Sunglasses seemed an essential for me, but in Beijing the only others wearing them were police. In Shanghai I didn't look quite as strange.
Clothes layering worked, but could have been better. I had a few medium-weight durable cotton buttondown shirts, which actually served as my warmth layer, rolling up sleeves and unbuttoning when needed. My Filson Travel Vest was my base layer, the one I never took off... I almost went with a ScottEVest, but the Filson pockets hold paper better, and the material and construction have less risk of failure. Base layer was a synthetic longsleeve athletic T, or two of them when it was cold... REI, UnderArmour, fast-washing shirts. I carried a silk-weight synthetic pullover shell as a windbreaker, added beneath the vest, for emergencies. On one of the early nights I was surprised and chilled, but otherwise this layering handled the temperature and comfort ranges remarkably well. (I had planned to get a light sportscoat there, as an overlayer, but the hard sales pitches made it very difficult for me to feel comfortable buying anything. The prices I saw were not, I knew, the prices I was expected to pay, and I just had no stomach for it.)
Power converters worked, even though I didn't know what I was doing. I had trouble finding the right kind of gear for awhile, but Radio Shack stuff was easy-to-find and worked great. Some of the adapters I brought I did not use, but actual wall outlets did not always match what the internet said I would see. I should have brought an extra splitter cord so that I could charge camera and computer simultaneously. One unanticipated problem: The wall outlets are frequently rickety and in strange places... a better way to prop up the converter in the socket was a frequent issue.
I didn't bring my own electric kettle, but these hotel-room fixtures were a constant ritual... boil a pot of water whenever I could, pour it into empty orange-juice bottles when cool and keep in the fridge. Long-term drinkers of municipal water may need to worry about pollutants, but us short-term users are more concerned about the bacteria. The electric kettle was a part of each day's routine.
It's probably not for everyone, but I'd recommend a walking cane if travelling, particularly in crowded cities of uncertain footing. Even without injury it can reduce the strain of long days on your feet. Holding it at your side can help in defining personal space... trailing it behind you while waiting in line deters the eager from bumping up into you. I've used it as a seat too. Carrying a light hook cane was never a burden for me on this trip.
Maps were difficult. In San Francisco I bought every map I could find, and brought all that had some unique angle. But all were out-of-date, and it was difficult to find things. Even mapping the surroundings to the paper was typically more difficult on this trip than usual. Some hotel tourist maps turned out to be my main maps. Internet mapping was not practical, in China, on a Nokia N800 pocket computer. Overall, it always took me a few more days than normal for me to feel confident I could predict distances and efforts. If going back, I'd put more work into my map preparations.
With guidebooks I had a similar approach, but only took two per city, with some razored-out pages from other books.
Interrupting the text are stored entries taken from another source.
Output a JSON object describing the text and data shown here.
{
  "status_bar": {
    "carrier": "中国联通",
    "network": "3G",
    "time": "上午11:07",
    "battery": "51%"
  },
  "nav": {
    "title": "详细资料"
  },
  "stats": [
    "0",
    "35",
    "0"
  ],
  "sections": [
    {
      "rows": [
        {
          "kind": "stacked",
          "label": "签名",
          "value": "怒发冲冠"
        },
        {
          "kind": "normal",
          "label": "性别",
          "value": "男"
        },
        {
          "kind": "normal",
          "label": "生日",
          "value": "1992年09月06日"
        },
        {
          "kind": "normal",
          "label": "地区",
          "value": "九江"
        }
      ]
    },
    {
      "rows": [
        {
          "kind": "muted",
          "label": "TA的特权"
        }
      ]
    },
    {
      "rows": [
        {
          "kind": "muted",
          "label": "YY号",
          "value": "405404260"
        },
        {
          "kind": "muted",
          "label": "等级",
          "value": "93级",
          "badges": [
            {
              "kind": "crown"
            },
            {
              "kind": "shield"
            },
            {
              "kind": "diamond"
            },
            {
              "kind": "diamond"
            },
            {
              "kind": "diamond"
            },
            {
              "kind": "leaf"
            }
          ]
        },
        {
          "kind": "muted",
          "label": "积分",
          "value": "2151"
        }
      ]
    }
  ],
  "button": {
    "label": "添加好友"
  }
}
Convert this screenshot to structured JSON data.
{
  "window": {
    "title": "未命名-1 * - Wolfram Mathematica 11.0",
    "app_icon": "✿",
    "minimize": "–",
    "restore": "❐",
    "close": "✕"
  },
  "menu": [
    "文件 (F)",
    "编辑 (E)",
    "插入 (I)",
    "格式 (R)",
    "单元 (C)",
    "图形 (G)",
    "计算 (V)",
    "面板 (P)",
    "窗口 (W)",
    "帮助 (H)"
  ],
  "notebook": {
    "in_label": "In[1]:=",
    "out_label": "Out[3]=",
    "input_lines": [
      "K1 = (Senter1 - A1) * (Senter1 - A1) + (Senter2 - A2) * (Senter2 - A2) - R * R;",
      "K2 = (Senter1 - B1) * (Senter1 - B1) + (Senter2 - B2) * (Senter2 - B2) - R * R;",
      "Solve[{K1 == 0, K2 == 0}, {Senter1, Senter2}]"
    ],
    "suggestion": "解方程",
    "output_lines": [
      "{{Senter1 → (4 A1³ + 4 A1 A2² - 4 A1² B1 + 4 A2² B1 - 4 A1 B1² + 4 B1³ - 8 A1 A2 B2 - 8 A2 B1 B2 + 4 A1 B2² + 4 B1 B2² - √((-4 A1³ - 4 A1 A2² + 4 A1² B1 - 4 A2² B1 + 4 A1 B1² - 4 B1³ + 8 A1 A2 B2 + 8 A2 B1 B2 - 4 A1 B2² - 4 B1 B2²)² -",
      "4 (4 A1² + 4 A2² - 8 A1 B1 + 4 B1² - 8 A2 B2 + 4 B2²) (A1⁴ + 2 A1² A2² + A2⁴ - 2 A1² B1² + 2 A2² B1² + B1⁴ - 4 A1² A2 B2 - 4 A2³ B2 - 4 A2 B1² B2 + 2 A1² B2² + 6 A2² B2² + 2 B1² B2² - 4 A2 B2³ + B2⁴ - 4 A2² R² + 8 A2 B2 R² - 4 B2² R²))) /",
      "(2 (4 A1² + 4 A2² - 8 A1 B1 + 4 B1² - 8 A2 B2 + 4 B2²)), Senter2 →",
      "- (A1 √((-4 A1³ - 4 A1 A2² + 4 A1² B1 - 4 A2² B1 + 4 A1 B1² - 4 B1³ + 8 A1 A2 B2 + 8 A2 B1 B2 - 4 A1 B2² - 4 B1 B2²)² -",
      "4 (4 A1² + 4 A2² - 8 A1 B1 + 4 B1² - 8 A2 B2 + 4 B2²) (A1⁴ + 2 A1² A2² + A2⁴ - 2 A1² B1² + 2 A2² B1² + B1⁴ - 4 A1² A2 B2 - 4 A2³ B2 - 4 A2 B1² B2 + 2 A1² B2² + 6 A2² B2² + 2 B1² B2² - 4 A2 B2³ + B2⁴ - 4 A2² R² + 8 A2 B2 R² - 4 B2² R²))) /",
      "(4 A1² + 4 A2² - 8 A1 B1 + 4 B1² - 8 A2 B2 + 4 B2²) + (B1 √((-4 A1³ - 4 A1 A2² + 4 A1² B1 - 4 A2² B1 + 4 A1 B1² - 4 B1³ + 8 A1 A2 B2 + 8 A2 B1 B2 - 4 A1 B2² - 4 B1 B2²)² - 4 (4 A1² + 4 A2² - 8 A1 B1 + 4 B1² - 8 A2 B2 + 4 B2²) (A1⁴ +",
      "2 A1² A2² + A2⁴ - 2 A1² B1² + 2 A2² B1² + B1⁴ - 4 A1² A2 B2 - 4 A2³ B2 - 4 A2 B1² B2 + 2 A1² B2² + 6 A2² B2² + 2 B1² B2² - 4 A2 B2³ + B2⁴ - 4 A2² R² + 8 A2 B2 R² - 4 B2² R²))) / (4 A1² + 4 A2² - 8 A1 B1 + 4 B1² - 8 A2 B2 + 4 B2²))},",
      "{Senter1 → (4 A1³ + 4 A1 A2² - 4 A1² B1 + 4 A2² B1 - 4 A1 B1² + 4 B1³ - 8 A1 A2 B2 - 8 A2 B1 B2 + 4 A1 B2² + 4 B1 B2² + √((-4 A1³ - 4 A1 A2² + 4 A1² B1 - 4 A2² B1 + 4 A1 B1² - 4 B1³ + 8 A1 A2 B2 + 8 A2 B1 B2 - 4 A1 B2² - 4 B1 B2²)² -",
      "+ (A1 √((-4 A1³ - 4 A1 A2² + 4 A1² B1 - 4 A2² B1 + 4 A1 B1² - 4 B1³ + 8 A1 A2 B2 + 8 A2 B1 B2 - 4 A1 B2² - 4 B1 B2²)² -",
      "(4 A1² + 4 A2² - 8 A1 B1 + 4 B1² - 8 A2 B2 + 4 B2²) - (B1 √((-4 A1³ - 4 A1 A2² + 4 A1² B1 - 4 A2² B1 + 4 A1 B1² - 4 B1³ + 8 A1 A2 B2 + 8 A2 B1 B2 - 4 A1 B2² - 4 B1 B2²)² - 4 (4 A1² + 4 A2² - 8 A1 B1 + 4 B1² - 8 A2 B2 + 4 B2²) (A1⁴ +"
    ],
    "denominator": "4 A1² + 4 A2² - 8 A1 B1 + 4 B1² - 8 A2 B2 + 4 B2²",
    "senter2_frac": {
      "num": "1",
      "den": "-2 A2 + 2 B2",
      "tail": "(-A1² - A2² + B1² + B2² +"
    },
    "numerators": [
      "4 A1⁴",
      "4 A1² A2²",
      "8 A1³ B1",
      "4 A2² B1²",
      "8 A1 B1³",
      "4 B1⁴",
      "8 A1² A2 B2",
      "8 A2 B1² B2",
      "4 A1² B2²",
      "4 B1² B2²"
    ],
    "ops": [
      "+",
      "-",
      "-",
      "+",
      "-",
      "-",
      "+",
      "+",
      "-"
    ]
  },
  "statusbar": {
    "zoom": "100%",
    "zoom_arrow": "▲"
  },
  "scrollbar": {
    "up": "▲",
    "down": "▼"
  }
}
In Shanghai I added a few pocketbooks, and usually carried three guidebooks and two maps. That was too much, but not enough! I'm not sure how to improve this, unless it's to memorize material from lots of books before leaving.... :(
Phrasebooks didn't matter as much. I'd usually have an emergency phrasebook in a back pocket. I rarely used a dictionary.
And for a hat, just a simple red ballcap of cotton twill worked day in, day out.